Monday, Jun. 12, 1944
The Pre-Invasion Market
The Pre-lnvasion Market
On D-day minus one, a happy Wall Streeter cried: "The market has recovered from the invasion jitters." Next day came the invasion, and all market-guessing was 100% off. No one could tell how the market would eventually settle. But in the first few hours the market was rising, and many a stock hit new highs for the year.
There had been plenty of reason for optimism. Since March, the New York Stock Exchange has quivered on every D-day rumor. But last week, taking its courage firmly in hand, the Exchange: 1) had its busiest day of the year, turning over 1,193,080 shares; 2) saw the Dow-Jones industrial average rise to 142.24, a new peak for 1944.
What especially excited Wall Streeters were the symbols which clogged the tickers. A little more than a year ago, Exchange President Emil Schram cried out a warning against the unhealthy boom in the low-priced "cat & dog" stocks (TIME, March 15, 1943). Last week, the "blue chips" led the parade of some 245 stocks onto new high ground. A.T. & T. hit a three-year peak, while Chrysler, Westinghouse, General Motors, Du Pont and many a retail-store stock reached new highs for 1944. And the tone had changed. Grumblers had long complained that every slip of the market meant that U.S. investors have no faith in the peace. But now, day after day, "peace" stocks charged ahead, while "war" stocks lagged.
Boom in Juniors.
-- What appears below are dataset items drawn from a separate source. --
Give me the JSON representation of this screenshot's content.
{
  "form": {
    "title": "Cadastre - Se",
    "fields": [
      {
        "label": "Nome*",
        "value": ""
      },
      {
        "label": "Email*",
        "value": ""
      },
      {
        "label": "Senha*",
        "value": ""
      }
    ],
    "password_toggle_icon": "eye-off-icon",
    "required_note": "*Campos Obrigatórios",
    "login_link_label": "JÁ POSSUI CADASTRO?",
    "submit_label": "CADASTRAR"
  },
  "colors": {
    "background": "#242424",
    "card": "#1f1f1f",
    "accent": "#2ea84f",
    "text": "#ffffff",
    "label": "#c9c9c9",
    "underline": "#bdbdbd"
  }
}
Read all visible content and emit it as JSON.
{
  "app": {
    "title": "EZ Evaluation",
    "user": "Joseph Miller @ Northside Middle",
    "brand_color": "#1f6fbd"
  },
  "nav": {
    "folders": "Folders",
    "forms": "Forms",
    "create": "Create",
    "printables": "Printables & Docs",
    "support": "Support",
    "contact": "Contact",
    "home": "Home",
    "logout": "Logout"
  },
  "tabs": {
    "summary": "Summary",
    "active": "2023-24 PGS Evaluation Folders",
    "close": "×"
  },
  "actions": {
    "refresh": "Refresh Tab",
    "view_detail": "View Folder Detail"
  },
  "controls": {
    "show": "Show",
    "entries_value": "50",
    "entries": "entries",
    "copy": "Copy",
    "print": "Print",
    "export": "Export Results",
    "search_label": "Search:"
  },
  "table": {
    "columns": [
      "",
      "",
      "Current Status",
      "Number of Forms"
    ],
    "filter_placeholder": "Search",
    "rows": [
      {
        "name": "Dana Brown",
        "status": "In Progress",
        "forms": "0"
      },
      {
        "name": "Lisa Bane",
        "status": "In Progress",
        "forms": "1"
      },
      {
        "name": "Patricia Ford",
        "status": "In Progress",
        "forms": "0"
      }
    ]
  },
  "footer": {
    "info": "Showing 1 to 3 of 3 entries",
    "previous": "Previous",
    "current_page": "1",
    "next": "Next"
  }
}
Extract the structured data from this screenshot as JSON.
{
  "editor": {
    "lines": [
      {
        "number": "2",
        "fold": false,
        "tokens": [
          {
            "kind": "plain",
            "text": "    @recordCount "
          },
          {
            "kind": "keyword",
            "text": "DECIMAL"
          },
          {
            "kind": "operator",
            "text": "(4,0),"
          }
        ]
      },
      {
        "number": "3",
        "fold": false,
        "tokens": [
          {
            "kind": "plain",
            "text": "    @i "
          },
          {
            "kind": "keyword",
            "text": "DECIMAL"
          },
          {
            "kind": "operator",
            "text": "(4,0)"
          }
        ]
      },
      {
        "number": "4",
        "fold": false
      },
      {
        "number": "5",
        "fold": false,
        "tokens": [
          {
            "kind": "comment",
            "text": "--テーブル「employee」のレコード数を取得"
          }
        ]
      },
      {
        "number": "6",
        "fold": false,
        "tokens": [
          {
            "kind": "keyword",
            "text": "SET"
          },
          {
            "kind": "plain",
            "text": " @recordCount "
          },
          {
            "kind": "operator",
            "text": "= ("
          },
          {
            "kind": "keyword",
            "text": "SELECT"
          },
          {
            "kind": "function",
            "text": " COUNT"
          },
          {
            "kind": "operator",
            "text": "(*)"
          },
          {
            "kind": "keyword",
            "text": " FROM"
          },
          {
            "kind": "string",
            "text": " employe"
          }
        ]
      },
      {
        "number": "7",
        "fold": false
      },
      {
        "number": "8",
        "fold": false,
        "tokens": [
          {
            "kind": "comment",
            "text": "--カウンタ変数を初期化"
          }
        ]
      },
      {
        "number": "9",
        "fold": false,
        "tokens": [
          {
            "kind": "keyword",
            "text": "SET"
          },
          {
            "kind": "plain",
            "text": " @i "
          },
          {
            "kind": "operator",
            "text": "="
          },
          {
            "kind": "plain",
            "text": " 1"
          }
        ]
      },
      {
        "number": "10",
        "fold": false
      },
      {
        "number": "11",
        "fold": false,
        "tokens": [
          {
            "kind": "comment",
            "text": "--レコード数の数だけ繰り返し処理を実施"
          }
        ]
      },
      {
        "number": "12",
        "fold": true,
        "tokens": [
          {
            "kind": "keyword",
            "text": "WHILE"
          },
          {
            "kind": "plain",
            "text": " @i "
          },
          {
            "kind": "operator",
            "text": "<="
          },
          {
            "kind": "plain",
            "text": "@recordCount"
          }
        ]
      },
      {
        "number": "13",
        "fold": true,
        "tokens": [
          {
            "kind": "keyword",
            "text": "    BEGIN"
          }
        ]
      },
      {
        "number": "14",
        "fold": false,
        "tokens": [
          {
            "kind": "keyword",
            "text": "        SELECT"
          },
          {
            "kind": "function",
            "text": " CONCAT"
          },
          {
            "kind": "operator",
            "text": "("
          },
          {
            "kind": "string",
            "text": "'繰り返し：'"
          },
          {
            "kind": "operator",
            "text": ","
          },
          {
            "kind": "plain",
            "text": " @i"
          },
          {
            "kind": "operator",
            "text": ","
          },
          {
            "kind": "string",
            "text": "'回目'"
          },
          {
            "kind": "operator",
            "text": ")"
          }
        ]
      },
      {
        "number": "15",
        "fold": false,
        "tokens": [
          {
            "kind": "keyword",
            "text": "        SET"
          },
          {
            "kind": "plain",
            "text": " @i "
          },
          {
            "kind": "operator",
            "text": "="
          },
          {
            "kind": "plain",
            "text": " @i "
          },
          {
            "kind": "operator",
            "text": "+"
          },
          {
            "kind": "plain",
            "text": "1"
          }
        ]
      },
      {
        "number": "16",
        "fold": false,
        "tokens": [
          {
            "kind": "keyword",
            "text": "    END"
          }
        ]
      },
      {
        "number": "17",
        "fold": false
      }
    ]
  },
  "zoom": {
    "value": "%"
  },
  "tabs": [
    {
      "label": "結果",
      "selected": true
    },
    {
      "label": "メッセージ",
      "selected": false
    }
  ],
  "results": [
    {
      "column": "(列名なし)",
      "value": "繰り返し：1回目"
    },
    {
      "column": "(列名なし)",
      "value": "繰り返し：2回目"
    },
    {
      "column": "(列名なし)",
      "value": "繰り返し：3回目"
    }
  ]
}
Quietly, unspectacularly, corporate bonds moved up also--to a seven-year peak. With plenty of cash in their pockets, bond-buyers went bargain-hunting, notably in the "junior" bonds (second liens) of many a borderline railroad bailed out by the war. This made the boom in juniors the phenomenon of the year to date. Example: Illinois Central 55 (1955) hit 90 last week, up some 20 points since the first of the year.
The boom seemed to be based on the fact that U.S. railroads, in general, have sensibly used a large chunk of swollen wartime profits to buy up their bonds and slash their fixed charges. Many are in the best financial shape of their lives. Traditionally, when these bonds move up toward par, stocks eventually follow. Example: Louisville & Nashville 53 (2003), above par at 107, have fluctuated only one and a half points in a year; the road's stock has soared 20 points to 90 1/2.
London Booms. But the optimism of Wall Street last week was modest compared to the bursting enthusiasm of the London market. Stocks hit their war peak, according to London's Financial Times industrial average. This brought a bitter cry from The Daily Herald (labor) about this "orgy of gambling."
The latest British boomlet was touched off by shipping shares. It was bolstered by Prime Minister Churchill's promise fortnight ago that a plan for postwar steel houses would mean heavy orders for the steel industry. And then it soared after the reluctant admission of Sir John Anderson, Chancellor of the Exchequer, that the cost of living must be allowed to rise five points. Thus, by plunking cash into the market, Britons could hedge against wartime inflation and bet on postwar prosperity. Added inducements: no double tax on dividends, as in the U.S., no capital-gains tax. Underlying all this is the fact that Britons (both corporations and individuals) who have cash in their pockets can find almost nothing to buy. British money can only go into banks, bonds, or the market.
Rise Ahead? Both markets withstood the first shock of Dday, just as both had tumbled at the Fall of France in 1940. But otherwise, each had its own unfathomable methods of deciding whether news was good or bad. Typically, while the Japs were lopping off the Malay States and Singapore in early 1942, the New York market tumbled. The London market declined, but rallied quickly. And percentag-wise, it has climbed far higher than has New York.
Did this mean that the New York market had a long rise ahead? No Wall Streeter would climb out on this limb. In fact, many were betting the other way. But for the nonce the cheer overbalanced the gloom.